Dramatists like Tanvir developed a form of theatre that required minimum resources. Their plays could be enacted even on the streets by a few volunteers. This new-age theatre emerged as the symbol of social change from the busy alleys of mega cities to the chaupals of far-flung villages.

One can find glimpses of theatre in any popular agitation of our times. Kurta-clad volunteers can disseminate messages on the beat of their tambourine the way few other media would dare to convey.

Contemporary theatre has the power to communicate in popular expressions. It often tells stories that the ruling elite would never want you to listen to. Wherever there is a mass struggle, you will find theatre standing in solidarity.

The show will go on

It is true that the ambit of theatre extends far beyond mass movements. Many institutes like the National School of Drama teach this skill in a structured manner. The number of government and private institutions teaching dramatics has rapidly increased in the past few decades. New theatre groups are mushrooming in small and big cities. New experiments are consistently reshaping the art of drama.

It is equally popular among the elite class. English drama is innovating to attract the intellectual audience in cities like Delhi and Mumbai. This brand of theatre has its roots in commercialism and weighs success on the parameters of earnings. Mass-oriented theatre views it as cheap and opportunist.

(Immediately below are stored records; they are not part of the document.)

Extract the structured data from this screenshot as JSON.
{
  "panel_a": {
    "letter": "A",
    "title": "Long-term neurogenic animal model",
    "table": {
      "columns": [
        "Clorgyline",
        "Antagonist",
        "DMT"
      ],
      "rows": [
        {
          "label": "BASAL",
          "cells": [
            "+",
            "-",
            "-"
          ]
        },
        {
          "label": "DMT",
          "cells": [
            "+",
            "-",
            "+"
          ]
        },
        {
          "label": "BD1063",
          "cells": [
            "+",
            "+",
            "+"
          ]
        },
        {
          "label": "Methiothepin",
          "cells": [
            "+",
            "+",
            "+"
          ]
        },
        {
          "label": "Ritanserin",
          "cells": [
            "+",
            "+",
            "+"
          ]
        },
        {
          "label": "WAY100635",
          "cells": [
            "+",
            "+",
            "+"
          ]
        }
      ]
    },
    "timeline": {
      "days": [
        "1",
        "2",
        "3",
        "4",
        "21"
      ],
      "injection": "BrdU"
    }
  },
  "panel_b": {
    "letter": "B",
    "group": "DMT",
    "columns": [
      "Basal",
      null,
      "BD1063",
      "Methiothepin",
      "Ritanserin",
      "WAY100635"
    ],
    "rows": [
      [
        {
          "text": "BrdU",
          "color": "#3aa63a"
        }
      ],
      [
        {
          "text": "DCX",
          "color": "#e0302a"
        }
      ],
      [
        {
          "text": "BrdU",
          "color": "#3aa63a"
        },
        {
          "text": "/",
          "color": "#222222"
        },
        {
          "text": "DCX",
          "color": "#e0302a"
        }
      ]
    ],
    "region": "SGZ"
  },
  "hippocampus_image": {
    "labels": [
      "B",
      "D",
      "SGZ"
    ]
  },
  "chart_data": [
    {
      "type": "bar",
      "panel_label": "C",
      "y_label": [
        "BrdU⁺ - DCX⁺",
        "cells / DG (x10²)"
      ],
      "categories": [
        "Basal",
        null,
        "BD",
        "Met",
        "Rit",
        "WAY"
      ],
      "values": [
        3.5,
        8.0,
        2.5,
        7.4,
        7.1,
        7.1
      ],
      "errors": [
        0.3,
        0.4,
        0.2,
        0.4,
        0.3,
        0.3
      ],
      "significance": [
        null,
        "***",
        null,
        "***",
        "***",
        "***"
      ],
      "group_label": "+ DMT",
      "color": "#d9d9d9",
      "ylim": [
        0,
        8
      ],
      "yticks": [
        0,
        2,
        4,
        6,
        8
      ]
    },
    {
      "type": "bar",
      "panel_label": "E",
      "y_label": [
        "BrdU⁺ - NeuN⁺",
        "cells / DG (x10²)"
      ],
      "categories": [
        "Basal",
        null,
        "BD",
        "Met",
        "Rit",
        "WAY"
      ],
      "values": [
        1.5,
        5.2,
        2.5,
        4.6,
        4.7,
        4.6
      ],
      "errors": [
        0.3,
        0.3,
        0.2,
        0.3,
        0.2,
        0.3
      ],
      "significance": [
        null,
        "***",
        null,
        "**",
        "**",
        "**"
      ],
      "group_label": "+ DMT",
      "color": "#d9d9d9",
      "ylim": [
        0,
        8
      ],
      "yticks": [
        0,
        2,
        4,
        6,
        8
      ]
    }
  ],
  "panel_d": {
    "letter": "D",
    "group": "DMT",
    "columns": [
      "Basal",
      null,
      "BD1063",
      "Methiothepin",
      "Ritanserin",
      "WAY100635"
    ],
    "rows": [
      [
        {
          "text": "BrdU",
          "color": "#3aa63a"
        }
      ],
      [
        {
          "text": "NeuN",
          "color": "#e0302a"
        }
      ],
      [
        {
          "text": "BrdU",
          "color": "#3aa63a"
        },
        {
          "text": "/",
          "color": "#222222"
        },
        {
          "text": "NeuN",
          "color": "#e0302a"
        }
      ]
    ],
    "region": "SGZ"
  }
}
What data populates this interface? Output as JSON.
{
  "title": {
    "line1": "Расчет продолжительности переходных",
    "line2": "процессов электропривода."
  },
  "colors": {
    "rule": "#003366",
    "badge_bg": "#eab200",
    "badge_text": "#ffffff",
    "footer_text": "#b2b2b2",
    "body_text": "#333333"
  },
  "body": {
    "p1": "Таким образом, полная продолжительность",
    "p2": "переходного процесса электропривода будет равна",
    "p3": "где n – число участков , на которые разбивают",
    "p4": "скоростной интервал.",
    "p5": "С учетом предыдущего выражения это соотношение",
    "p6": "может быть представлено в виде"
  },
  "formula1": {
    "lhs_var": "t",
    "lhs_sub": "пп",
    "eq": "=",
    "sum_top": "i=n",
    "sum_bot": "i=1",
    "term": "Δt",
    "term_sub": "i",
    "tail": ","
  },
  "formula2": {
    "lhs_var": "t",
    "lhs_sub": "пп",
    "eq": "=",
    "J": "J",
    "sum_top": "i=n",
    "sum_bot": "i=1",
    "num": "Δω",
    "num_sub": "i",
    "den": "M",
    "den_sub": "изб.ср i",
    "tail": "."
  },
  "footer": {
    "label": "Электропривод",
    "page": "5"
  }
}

The theatre that identifies itself with the people’s cause is bereft of money. But, it is meant to be like that. It is not bothered about the limited scope of popularity. It may not reach far, but the primary motive of this theatre is to traverse deep into people’s hearts.

IPTA, Kabir Kala Manch, Habib Tanvir & Safdar Hashmi turned drama into an instrument of the struggle

It has to take the message of awakening to the mofussils and slums. It has to remain at a distance from the power corridors, so that its language of struggle is not vitiated.

Theatre is a medium of expression. As long as there is exploitation and the spirit to rise against it, theatre will remain alive.